DNR biologist expects good UP deer hunt
ESCANABA — Opening day for firearm season is here and hunters in the local area can expect a good hunt, but should also keep the Department of Natural Resource’s chronic wasting disease sampling effort in mind.
Karen Sexton, a wildlife biologist at the Department of Natural Resources office in Escanaba, said the deer forecast this year looks good for local hunters.
“This is shaping up to be a really great season,” Sexton said.
She said the DNR is able to predict how the deer numbers for hunting season will look based on the previous winter and past data on deer herds. Last year’s winter was typical, but bordering on severe. Sexton says that means some local areas will see a reduction in the harvest, but overall the deer herds in the U.P. look great.
For the south central U.P., which is the southern part of Delta County, southern part of Dickinson County and the majority of Menominee County, Sexton said the deer herd is looking strong because there was a lower snowfall in this area.
Sexton mentioned that during bow season local hunters were reporting many mature buck sitings.
With the recent announcement of the first case of CWD in the U.P., the local DNR has put its focus on the sampling effort.
Sexton said the sampling effort is important so the DNR can understand more about CWD in the area — if the CWD case in Dickinson County’s Waucedah Township was an isolated matter or if multiple animals in the area have CWD.
“We are relying on hunters to give deer heads for sampling,” Sexton said.
A roughly 10-mile core area has been set up, centered in Waucedah Township. Specialty disease control permits have been offered to landowners within a two-mile radius within the core area to help the DNR with their sampling efforts.
There are drop boxes at department facilities within the core area and expanded CWD surveillance area. Sexton said there are nine different drop box locations and the boxes are self-service so hunters can submit their deer heads at any time. She said the boxes have CWD survey tags and instructions for hunters.
The DNR will collect the samplings from the boxes and send them to a diagnostic lab in Lansing where the tests are completed.
“When hunters are removing the head, we want about two to three inches below the jaw-line,” Sexton said. “Give a bit of the neck to help with the testing.”
She said the tissue that is collected for the testing is within the range of the neck and the base of the skull. Sexton mentioned some of the deer head samples already submitted were tough to get sample tissue from because hunters were cutting really close to the base of the skull.
When it comes to the sampling effort, some hunters have been curious on what to do if they want to keep the antlers. Sexton said if hunters want to keep the antlers when they submit the deer head for testing, the hunter can cut the antlers off.

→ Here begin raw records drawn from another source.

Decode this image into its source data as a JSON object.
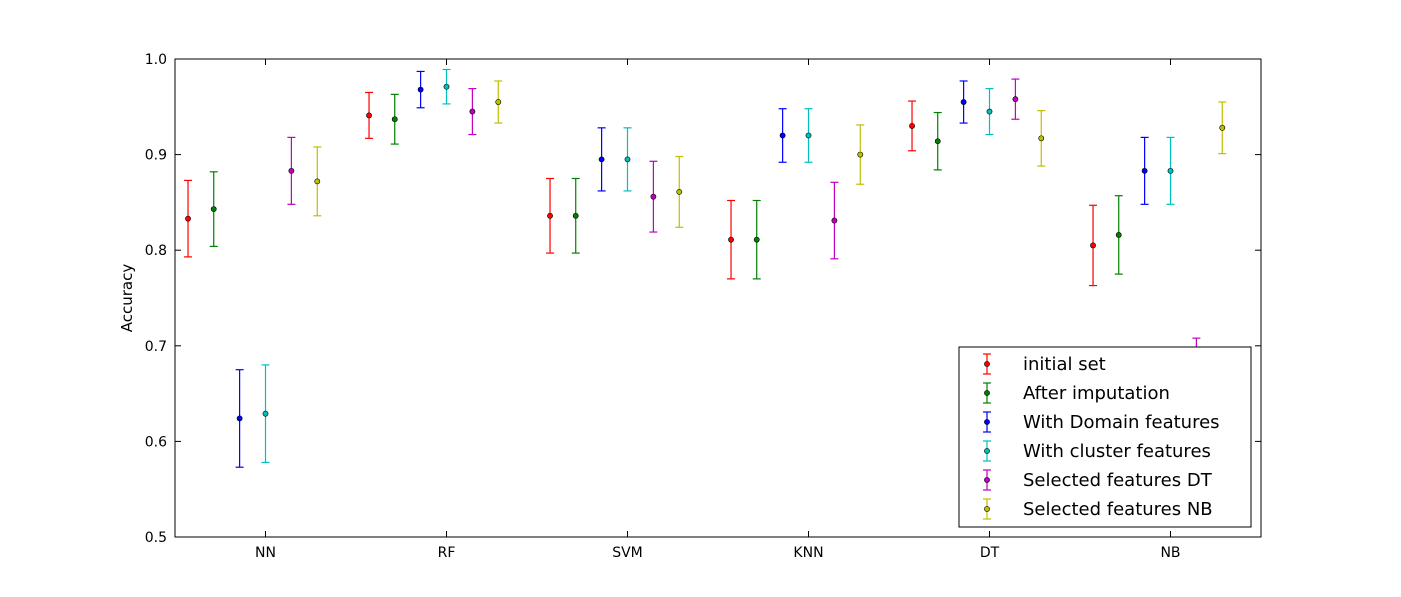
{
  "chart_data": {
    "type": "scatter",
    "ylabel": "Accuracy",
    "ylim": [
      0.5,
      1.0
    ],
    "yticks": [
      "0.5",
      "0.6",
      "0.7",
      "0.8",
      "0.9",
      "1.0"
    ],
    "categories": [
      "NN",
      "RF",
      "SVM",
      "KNN",
      "DT",
      "NB"
    ],
    "legend_position": "lower-right",
    "grid": false,
    "series": [
      {
        "name": "initial set",
        "color": "#ff0000",
        "values": [
          0.833,
          0.941,
          0.836,
          0.811,
          0.93,
          0.805
        ],
        "errors": [
          0.04,
          0.024,
          0.039,
          0.041,
          0.026,
          0.042
        ]
      },
      {
        "name": "After imputation",
        "color": "#008000",
        "values": [
          0.843,
          0.937,
          0.836,
          0.811,
          0.914,
          0.816
        ],
        "errors": [
          0.039,
          0.026,
          0.039,
          0.041,
          0.03,
          0.041
        ]
      },
      {
        "name": "With Domain features",
        "color": "#0000ff",
        "values": [
          0.624,
          0.968,
          0.895,
          0.92,
          0.955,
          0.883
        ],
        "errors": [
          0.051,
          0.019,
          0.033,
          0.028,
          0.022,
          0.035
        ]
      },
      {
        "name": "With cluster features",
        "color": "#00bfbf",
        "values": [
          0.629,
          0.971,
          0.895,
          0.92,
          0.945,
          0.883
        ],
        "errors": [
          0.051,
          0.018,
          0.033,
          0.028,
          0.024,
          0.035
        ]
      },
      {
        "name": "Selected features DT",
        "color": "#bf00bf",
        "values": [
          0.883,
          0.945,
          0.856,
          0.831,
          0.958,
          0.68
        ],
        "errors": [
          0.035,
          0.024,
          0.037,
          0.04,
          0.021,
          0.028
        ]
      },
      {
        "name": "Selected features NB",
        "color": "#bfbf00",
        "values": [
          0.872,
          0.955,
          0.861,
          0.9,
          0.917,
          0.928
        ],
        "errors": [
          0.036,
          0.022,
          0.037,
          0.031,
          0.029,
          0.027
        ]
      }
    ]
  }
}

She said if hunters want to submit the deer head for testing, but also want to do a more traditional taxidermy mount where part of the skull is used, to contact their local office to make arraignments. Sexton said the wildlife staff will work with the hunters to get the samples needed.
If hunters see a sickly deer, the first step should be to contact the local DNR office so the wildlife staff can interview and determine if a disease control permit is needed or not.
Sexton said there are more reasons than just CWD for a deer to look sickly, a rough winter being one of them.
“In the last few weeks there has been an increase of awareness,” she said. “We have issued three permissions so far and there were no positive results.”
Hunters can find check stations and keep up-to-date on the current CWD case by visiting michigan.gov/CWD.